Christ did descend from heaven "for our salvation," but what moved him to come down for our salvation was love, nothing else but love. Christmas is the supreme proof of God's "philanthropy". John too responds to the why of the Incarnation in this way: "God so loved the world that he gave his only Son so that whoever should believe in him would not die but have life everlasting" (John 3:16).

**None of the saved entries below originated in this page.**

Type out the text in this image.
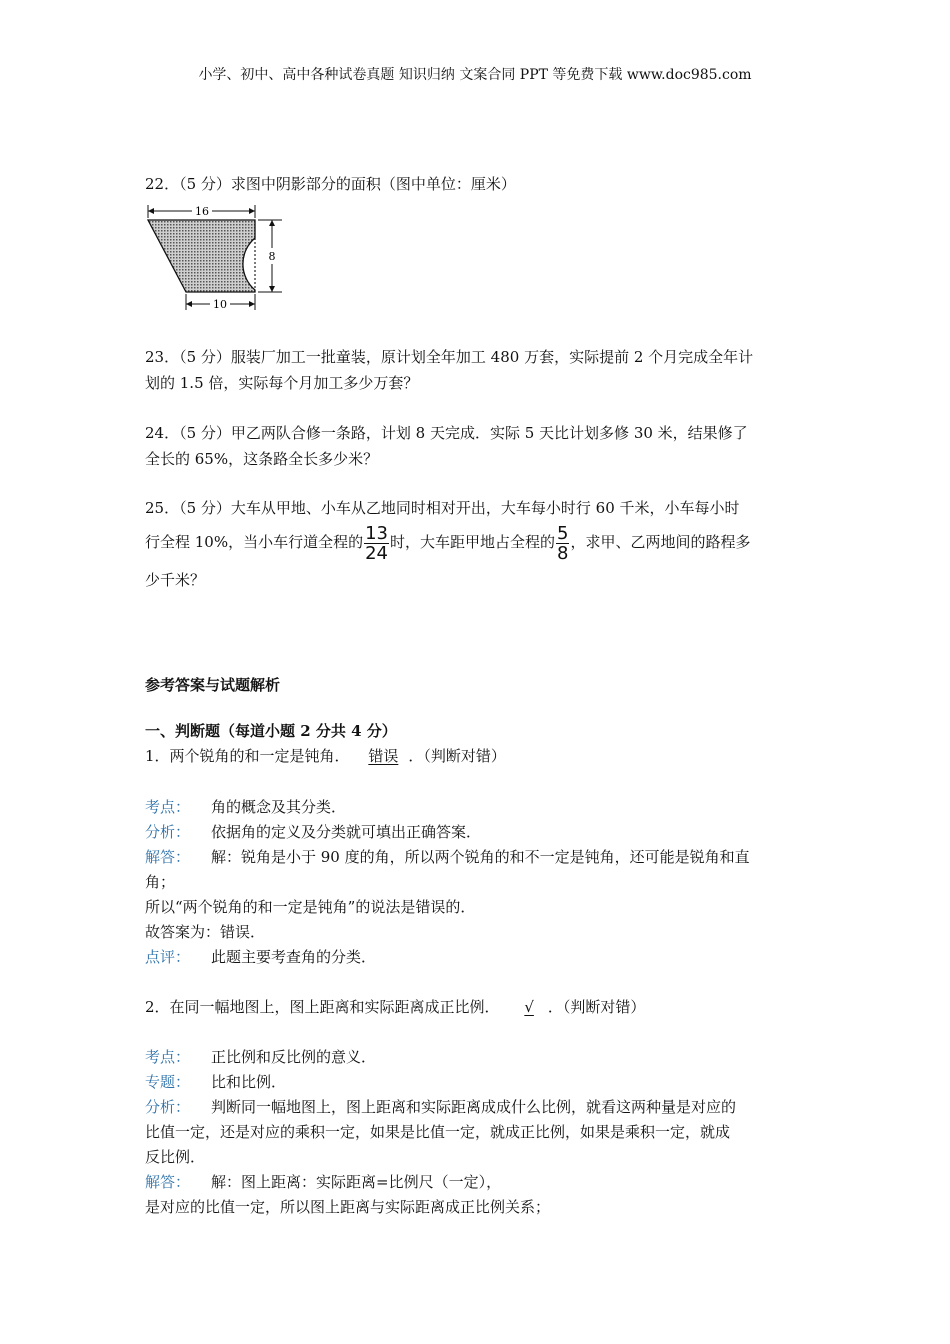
小学、初中、高中各种试卷真题 知识归纳 文案合同 PPT 等免费下载 www.doc985.com
22．（5 分）求图中阴影部分的面积（图中单位：厘米）
16
10
8
23．（5 分）服装厂加工一批童装，原计划全年加工 480 万套，实际提前 2 个月完成全年计
划的 1.5 倍，实际每个月加工多少万套？
24．（5 分）甲乙两队合修一条路，计划 8 天完成．实际 5 天比计划多修 30 米，结果修了
全长的 65%，这条路全长多少米？
25．（5 分）大车从甲地、小车从乙地同时相对开出，大车每小时行 60 千米，小车每小时
行全程 10%，当小车行道全程的 $\frac{13}{24}$ 时，大车距甲地占全程的 $\frac{5}{8}$ ，求甲、乙两地间的路程多
少千米？
参考答案与试题解析
一、判断题（每道小题 2 分共 4 分）
1．两个锐角的和一定是钝角． 错误 ．（判断对错）
考点： 角的概念及其分类．
分析： 依据角的定义及分类就可填出正确答案．
解答： 解：锐角是小于 90 度的角，所以两个锐角的和不一定是钝角，还可能是锐角和直
角；
所以“两个锐角的和一定是钝角”的说法是错误的．
故答案为：错误．
点评： 此题主要考查角的分类．
2．在同一幅地图上，图上距离和实际距离成正比例． √ ．（判断对错）
考点： 正比例和反比例的意义．
专题： 比和比例．
分析： 判断同一幅地图上，图上距离和实际距离成成什么比例，就看这两种量是对应的
比值一定，还是对应的乘积一定，如果是比值一定，就成正比例，如果是乘积一定，就成
反比例．
解答： 解：图上距离：实际距离=比例尺（一定），
是对应的比值一定，所以图上距离与实际距离成正比例关系；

So, what should be our response to the message of Christmas? The Christmas carol "Adeste Fideles" says: "How can we not love one who has so loved us?" There is much that we can do to solemnize Christmas, but the truest and most profound thing is suggested to us by these words. A sincere thought of gratitude, a feeling of love for him who came to live among us is the best gift we can give to the child Jesus, the most beautiful ornament in the manger.

 

The first to hear about his birth were shepherds, poor people, looked down upon by others because, despite the importance of their occupation, it was one that violated the intricate regulations of ritual purity, and so they were excluded from the synagogues and from temple worship. A major theme of Luke’s Gospel will be Jesus’ mission to the poor and the outcasts. He was one of them. He would be rejected by his own. There was no room for them in the inn, so he was laid in a manger.

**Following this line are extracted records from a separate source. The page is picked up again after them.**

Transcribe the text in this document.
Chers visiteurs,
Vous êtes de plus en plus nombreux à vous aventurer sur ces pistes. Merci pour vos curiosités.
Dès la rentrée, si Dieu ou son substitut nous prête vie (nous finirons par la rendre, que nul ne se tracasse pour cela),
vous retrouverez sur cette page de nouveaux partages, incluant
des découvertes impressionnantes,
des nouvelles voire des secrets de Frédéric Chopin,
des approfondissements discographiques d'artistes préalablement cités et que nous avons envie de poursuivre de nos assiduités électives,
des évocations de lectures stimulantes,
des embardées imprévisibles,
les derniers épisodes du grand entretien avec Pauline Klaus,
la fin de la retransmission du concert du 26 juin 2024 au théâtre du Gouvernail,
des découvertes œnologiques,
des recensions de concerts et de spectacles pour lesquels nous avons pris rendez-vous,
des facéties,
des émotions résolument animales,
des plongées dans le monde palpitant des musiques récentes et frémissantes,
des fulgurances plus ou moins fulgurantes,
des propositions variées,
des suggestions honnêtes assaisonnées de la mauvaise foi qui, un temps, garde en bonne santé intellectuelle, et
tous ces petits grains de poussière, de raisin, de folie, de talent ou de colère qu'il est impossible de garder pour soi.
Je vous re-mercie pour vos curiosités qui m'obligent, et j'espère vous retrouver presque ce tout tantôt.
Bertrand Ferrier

Interestingly in Saint Luke’s short account of the birth of Jesus this manger is mentioned three times. We are told that Mary laid her infant in the manger. The shepherds are told that it is a manger which will be for them the key to identifying new born saviour. And it is when they reach the unlikely scene of a new-born in a manger that they recognize in this the person of the saviour, the Messiah and Lord.

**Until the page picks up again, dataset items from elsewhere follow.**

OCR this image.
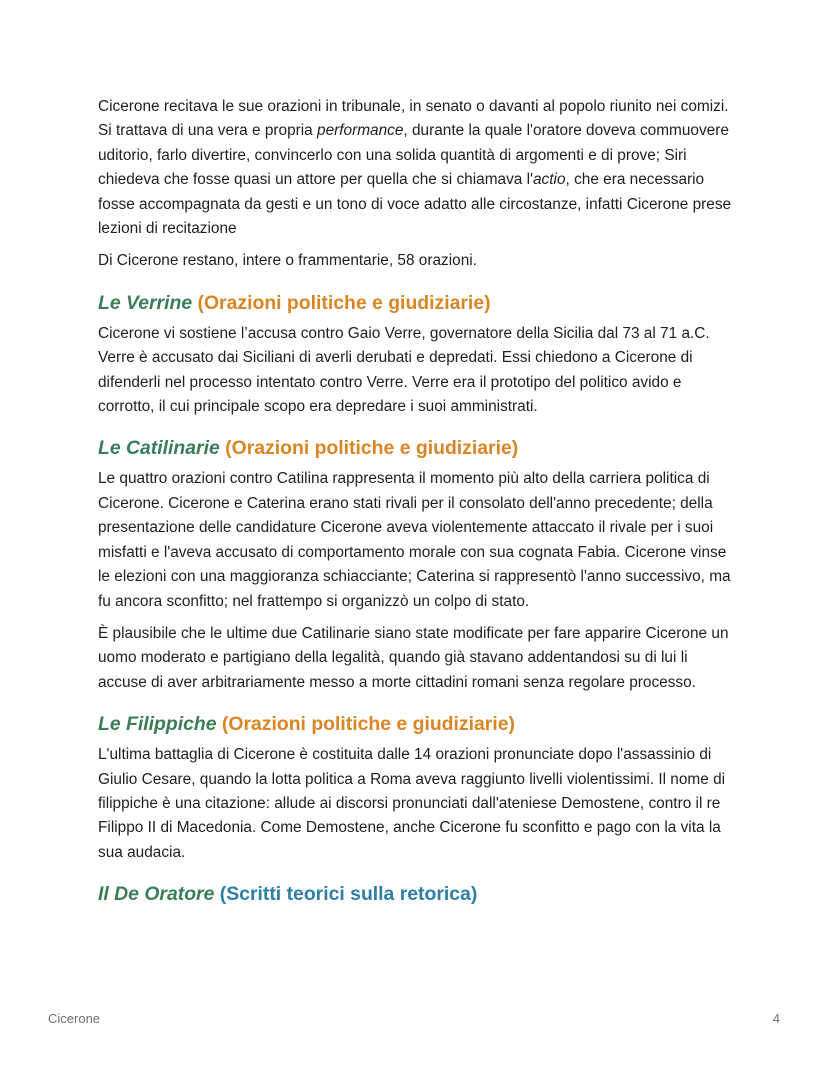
Cicerone recitava le sue orazioni in tribunale, in senato o davanti al popolo riunito nei comizi. Si trattava di una vera e propria performance, durante la quale l'oratore doveva commuovere uditorio, farlo divertire, convincerlo con una solida quantità di argomenti e di prove; Siri chiedeva che fosse quasi un attore per quella che si chiamava l'actio, che era necessario fosse accompagnata da gesti e un tono di voce adatto alle circostanze, infatti Cicerone prese lezioni di recitazione

Di Cicerone restano, intere o frammentarie, 58 orazioni.

Le Verrine (Orazioni politiche e giudiziarie)

Cicerone vi sostiene l’accusa contro Gaio Verre, governatore della Sicilia dal 73 al 71 a.C. Verre è accusato dai Siciliani di averli derubati e depredati. Essi chiedono a Cicerone di difenderli nel processo intentato contro Verre. Verre era il prototipo del politico avido e corrotto, il cui principale scopo era depredare i suoi amministrati.

Le Catilinarie (Orazioni politiche e giudiziarie)

Le quattro orazioni contro Catilina rappresenta il momento più alto della carriera politica di Cicerone. Cicerone e Caterina erano stati rivali per il consolato dell'anno precedente; della presentazione delle candidature Cicerone aveva violentemente attaccato il rivale per i suoi misfatti e l'aveva accusato di comportamento morale con sua cognata Fabia. Cicerone vinse le elezioni con una maggioranza schiacciante; Caterina si rappresentò l'anno successivo, ma fu ancora sconfitto; nel frattempo si organizzò un colpo di stato.

È plausibile che le ultime due Catilinarie siano state modificate per fare apparire Cicerone un uomo moderato e partigiano della legalità, quando già stavano addentandosi su di lui li accuse di aver arbitrariamente messo a morte cittadini romani senza regolare processo.

Le Filippiche (Orazioni politiche e giudiziarie)

L'ultima battaglia di Cicerone è costituita dalle 14 orazioni pronunciate dopo l'assassinio di Giulio Cesare, quando la lotta politica a Roma aveva raggiunto livelli violentissimi. Il nome di filippiche è una citazione: allude ai discorsi pronunciati dall'ateniese Demostene, contro il re Filippo II di Macedonia. Come Demostene, anche Cicerone fu sconfitto e pago con la vita la sua audacia.

Il De Oratore (Scritti teorici sulla retorica)
Cicerone	4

The manger is thus a sign, not just for those mentioned in the Gospel narrative but also for us. When we look at the manger this evening what is it pointing to in today’s world? The manger is first of all a reminder that God tells us that if we want to understand who God is, then we have to look first of all at the humility of Jesus’ birth. The God of power and might appears in our midst without any of the trappings of what power and might mean in our terms. When we recognize that Jesus is born as an outsider, then we realize that God must be different to what we think.

The mystery we celebrate today is not just a historic occurrence that happened once two thousand years ago. The Incarnation, the enfleshment of the Word of God, is a mystery that is still with us. How does this mystery become real in the lives of each and every one of us?

Listen to what St. Theresa of Avila has to say on the subject: Christ has no body now but yours, no hands but yours, no feet but yours. Yours are the eyes through which Christ’s compassion must look out on the world. Yours are the feet with which he is to go about doing good. Yours are the hands with which he is to bless us now.

It’s Theresa’s insight into the mystery of the Incarnation and how it continues in our lives today. After all, as St. Paul so strongly insisted, we are the Body of Christ. Since that is so, then, it is in and through us that the Incarnation remains actual, that the presence of Christ is manifested in our world today.

Since God took on our human nature, we now share in God’s own nature. There is in each and every one of us at least a spark of the divine. How do we best celebrate the birth of Jesus? By accepting so great a gift, by letting that spark shine, by using our heads and hands and hearts to show the world the compassion that was born two thousand years ago but is still with us. Jesus is still Emmanuel.


May the peace, the joy, the love, the wonder that this day celebrates be yours today and every day of your lives. Amen.